Clean up code sample generated by MediaWiki SyntaxHighlight GeSHi extension to get raw code
renoirb opened this issue · 5 comments
Code sample in html output when using <syntaxHighlight>
in wiki content;
<syntaxHighlight>
<div class="container">
<div class="box bottom">This box is at the bottom with z-index set to auto.</div>
<div class="box middle">This box is in the middle with z-index set to auto.</div>
<div class="box top">This box is at the top with z-index set to auto.</div>
</div>
</syntaxHighlight>
Becomes this in the generated HTML;
<div>
<p><span class="language">HTML</span>
</p>
<pre>
<div dir="ltr" class="mw-geshi mw-code mw-content-ltr"><div class="html5 source-html5"><pre class="de1"><span class="sc2"><<span class="kw
2">div</span> <span class="kw3">class</span><span class="sy0">=</span><span class="st0">"container"</span>></span>
<span class="sc2"><<span class="kw2">div</span> <span class="kw3">class</span><span class="sy0">=</span><span class="st0">"box to
p"</span>></span>This box is at the top with z-index set to 30.<span class="sc2"><<span class="sy0">/</span><span class="kw2">div</span>></span>
<span class="sc2"><<span class="kw2">div</span> <span class="kw3">class</span><span class="sy0">=</span><span class="st0">"box middle-level-one"</span>></span>This box is in the middle level 1 with z-index set to 20.<span class="sc2"><<span class="sy0">/</span><span class="kw2">div</span>></span>
<span class="sc2"><<span class="kw2">div</span> <span class="kw3">class</span><span class="sy0">=</span><span class="st0">"box middle-level-two"</span>></span>This box is in at middle level 2 with z-index set to 20.<span class="sc2"><<span class="sy0">/</span><span class="kw2">div</span>></span>
<span class="sc2"><<span class="kw2">div</span> <span class="kw3">class</span><span class="sy0">=</span><span class="st0">"box bottom"</span>></span>This box is at the bottom with z-index set to 10.<span class="sc2"><<span class="sy0">/</span><span class="kw2">div</span>></span>
<span class="sc2"><<span class="sy0">/</span><span class="kw2">div</span>></span></pre></div></div>
Which makes it hard to work with code samples within a static site.

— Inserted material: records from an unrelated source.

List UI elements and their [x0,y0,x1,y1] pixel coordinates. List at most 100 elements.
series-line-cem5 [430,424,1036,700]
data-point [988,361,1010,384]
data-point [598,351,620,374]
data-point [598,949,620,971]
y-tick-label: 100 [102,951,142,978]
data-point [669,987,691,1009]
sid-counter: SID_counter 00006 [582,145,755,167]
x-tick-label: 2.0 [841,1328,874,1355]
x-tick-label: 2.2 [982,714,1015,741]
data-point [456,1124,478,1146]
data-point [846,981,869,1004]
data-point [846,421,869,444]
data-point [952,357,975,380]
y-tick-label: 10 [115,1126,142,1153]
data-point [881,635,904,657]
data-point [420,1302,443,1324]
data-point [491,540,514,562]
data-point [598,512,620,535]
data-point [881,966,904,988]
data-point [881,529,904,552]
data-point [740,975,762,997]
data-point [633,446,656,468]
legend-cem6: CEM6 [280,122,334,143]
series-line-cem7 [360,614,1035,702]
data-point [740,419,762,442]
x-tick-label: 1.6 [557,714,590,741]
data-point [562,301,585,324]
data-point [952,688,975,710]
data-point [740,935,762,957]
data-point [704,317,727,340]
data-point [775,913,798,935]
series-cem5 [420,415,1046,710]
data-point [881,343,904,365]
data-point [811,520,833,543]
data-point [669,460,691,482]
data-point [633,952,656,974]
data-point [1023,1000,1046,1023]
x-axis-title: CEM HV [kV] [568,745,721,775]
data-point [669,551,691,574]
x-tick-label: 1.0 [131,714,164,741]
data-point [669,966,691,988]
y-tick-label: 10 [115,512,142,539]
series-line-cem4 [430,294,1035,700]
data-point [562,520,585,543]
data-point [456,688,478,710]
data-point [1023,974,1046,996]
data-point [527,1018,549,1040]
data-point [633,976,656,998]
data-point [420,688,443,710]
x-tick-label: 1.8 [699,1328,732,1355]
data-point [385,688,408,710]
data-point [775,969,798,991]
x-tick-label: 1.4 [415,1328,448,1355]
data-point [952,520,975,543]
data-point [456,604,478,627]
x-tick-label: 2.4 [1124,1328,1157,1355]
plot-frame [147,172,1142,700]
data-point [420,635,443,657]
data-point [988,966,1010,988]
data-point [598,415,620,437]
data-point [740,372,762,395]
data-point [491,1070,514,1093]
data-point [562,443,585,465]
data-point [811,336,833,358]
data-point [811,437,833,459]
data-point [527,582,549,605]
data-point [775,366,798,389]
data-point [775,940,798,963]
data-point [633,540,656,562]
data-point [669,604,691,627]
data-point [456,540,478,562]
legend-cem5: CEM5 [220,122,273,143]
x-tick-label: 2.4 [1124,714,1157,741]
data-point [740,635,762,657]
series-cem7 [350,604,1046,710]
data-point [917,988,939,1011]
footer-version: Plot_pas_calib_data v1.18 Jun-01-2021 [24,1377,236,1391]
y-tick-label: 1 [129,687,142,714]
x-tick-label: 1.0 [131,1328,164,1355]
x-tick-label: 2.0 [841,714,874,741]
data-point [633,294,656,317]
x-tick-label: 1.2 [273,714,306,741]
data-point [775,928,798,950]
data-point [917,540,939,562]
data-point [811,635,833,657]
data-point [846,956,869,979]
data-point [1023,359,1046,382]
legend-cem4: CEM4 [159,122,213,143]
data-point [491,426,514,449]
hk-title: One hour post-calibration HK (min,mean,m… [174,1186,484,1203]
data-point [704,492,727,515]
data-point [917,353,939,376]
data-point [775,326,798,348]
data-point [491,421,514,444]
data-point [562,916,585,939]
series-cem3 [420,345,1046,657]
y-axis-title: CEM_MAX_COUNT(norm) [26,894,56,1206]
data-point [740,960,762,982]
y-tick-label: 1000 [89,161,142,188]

The desired output for static site generator, so we can use a syntax highlighter out of the box, is:
<pre class="language-html5" data-lang="html5">
<div class="container">
<div class="box bottom">This box is at the bottom with z-index set to auto.</div>
<div class="box middle">This box is in the middle with z-index set to auto.</div>
<div class="box top">This box is at the top with z-index set to auto.</div>
</div>
</pre>
Solution path: change MediaWiki GeSHi SyntaxHighlight extension with this patch;
From c602156d811f714631670a6a45a66e3848716571 Mon Sep 17 00:00:00 2001
From: Renoir Boulanger <renoir@w3.org>
Date: Fri, 7 Aug 2015 21:04:46 -0400
Subject: [PATCH] Superseed GeSHi to return same as what the rest does
---
mediawiki/extensions/SyntaxHighlight_GeSHi/SyntaxHighlight_GeSHi.class.php | 3 +++
1 file changed, 3 insertions(+)
diff --git a/mediawiki/extensions/SyntaxHighlight_GeSHi/SyntaxHighlight_GeSHi.class.php b/mediawiki/extensions/SyntaxHighlight_GeSHi/SyntaxHighlight_GeSHi.class.php
index ddaea80..a3589d9 100644
--- a/mediawiki/extensions/SyntaxHighlight_GeSHi/SyntaxHighlight_GeSHi.class.php
+++ b/mediawiki/extensions/SyntaxHighlight_GeSHi/SyntaxHighlight_GeSHi.class.php
@@ -57,6 +57,9 @@ class SyntaxHighlight_GeSHi {
}
}
$lang = strtolower( $lang );
+
+ return sprintf("\n<pre class=\"language-%s\" data-lang=\"%s\">\n%s\n</pre>\n", $lang, $lang, $text);
+
if( !preg_match( '/^[a-z_0-9-]*$/', $lang ) ) {
$error = self::formatLanguageError( $text );
return $error;
--
Search and find pages from exported content that has mw-geshi
in the exported HTML to create a data/missed.yml
file for another mediawiki:run 3
pass.
grep -rli mw-geshi out/content > data/missed-geshi.yml
in vim, I then sort and format them ;
:sort
:%s/\.md$//g
:%s/\/index$//g
:%s/^/ - /g
Then prepend at the beginning of the file:
missed:
End result looks like;
missed:
- apis/media_source_extensions/MediaSource/addSourceBuffer
- apis/media_source_extensions/MediaSource/appendBuffer
- apis/vibration
- WPD/Annotations
- WPD/Browser_Testing/QuirksMode
Notice that the previous grep command crawls everything in out/content/
is by default considered as what is commited in webplatform/docs repository.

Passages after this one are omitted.